The Amish Protective Variant Study, based at Case Western Reserve University and the University of Miami (Cummings et al. 2012; D’Aoust et al. 2015), is being conducted in the Indiana and Ohio Old Order Amish (OOA) population. The OOA, an isolated founder population originating from emigration of German and Swiss Anabaptists to the U.S. in the 1700’s and 1800’s has been examined in multiple genetic studies of complex diseases including AD, age-related macular degeneration, and successful aging. With fewer than 1,000 founders and self-imposed cultural and religious isolation, the introduction of genetic variation among the OOA has been significantly restricted. Anecdotally, their agrarian lifestyle and firm behavioral norms likely have reduced variation in environmental exposures. Further, the OOA are an excellent population for genetic studies in that they have large and stable pedigrees and low variability in lifestyle factors.

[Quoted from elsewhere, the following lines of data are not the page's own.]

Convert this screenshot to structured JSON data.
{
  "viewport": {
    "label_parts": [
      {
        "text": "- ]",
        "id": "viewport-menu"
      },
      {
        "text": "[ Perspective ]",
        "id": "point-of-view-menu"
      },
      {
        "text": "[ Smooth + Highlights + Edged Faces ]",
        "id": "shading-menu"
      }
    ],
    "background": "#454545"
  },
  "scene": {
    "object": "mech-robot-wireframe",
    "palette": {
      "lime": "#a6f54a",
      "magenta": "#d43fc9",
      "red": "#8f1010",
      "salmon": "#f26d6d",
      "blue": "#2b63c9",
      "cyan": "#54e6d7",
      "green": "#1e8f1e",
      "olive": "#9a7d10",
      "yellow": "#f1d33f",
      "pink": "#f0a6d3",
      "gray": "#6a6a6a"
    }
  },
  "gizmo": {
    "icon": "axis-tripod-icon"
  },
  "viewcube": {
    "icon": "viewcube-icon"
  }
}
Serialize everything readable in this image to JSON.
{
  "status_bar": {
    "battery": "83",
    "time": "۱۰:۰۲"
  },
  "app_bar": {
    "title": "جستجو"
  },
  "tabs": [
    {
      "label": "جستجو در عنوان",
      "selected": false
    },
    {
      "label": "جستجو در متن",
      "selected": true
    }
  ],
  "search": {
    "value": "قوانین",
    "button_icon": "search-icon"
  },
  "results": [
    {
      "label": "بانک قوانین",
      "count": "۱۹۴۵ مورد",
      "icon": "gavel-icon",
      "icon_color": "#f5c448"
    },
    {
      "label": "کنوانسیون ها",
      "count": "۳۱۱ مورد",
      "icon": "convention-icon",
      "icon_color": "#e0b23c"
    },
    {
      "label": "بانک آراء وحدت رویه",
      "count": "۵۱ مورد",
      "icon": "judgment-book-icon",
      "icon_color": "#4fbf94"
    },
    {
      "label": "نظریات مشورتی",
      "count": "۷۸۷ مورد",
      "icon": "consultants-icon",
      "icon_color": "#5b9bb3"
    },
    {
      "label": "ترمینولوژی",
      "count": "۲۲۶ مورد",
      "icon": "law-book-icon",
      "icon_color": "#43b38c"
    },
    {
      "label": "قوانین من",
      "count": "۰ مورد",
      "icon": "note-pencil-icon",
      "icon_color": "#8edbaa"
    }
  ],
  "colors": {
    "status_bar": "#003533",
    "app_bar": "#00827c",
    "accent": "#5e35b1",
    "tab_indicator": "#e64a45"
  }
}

Individuals included in this study have been recruited over the past 20 years for multiple studies of AD or dementia, age-related macular degeneration, and successful aging. For all these studies, the primary criteria for enrollment included being age 50 or older (AMD), age 60 or older (AD), or age 80 or older (successful aging), being part of the Amish community, and being of Amish descent. Recruitment primarily included community-based home visits. Participants were recruited from Amish families living in Holmes County, Ohio and Elkhart, LaGrange, and Adams Counties, Indiana.

Nuclear family pedigrees are provided for convenience. However, as a founder population, these Amish individuals have, on average, a genetic relationship between the equivalent of second and third cousins. Thus additional, more complex relationships exist across the nuclear pedigrees.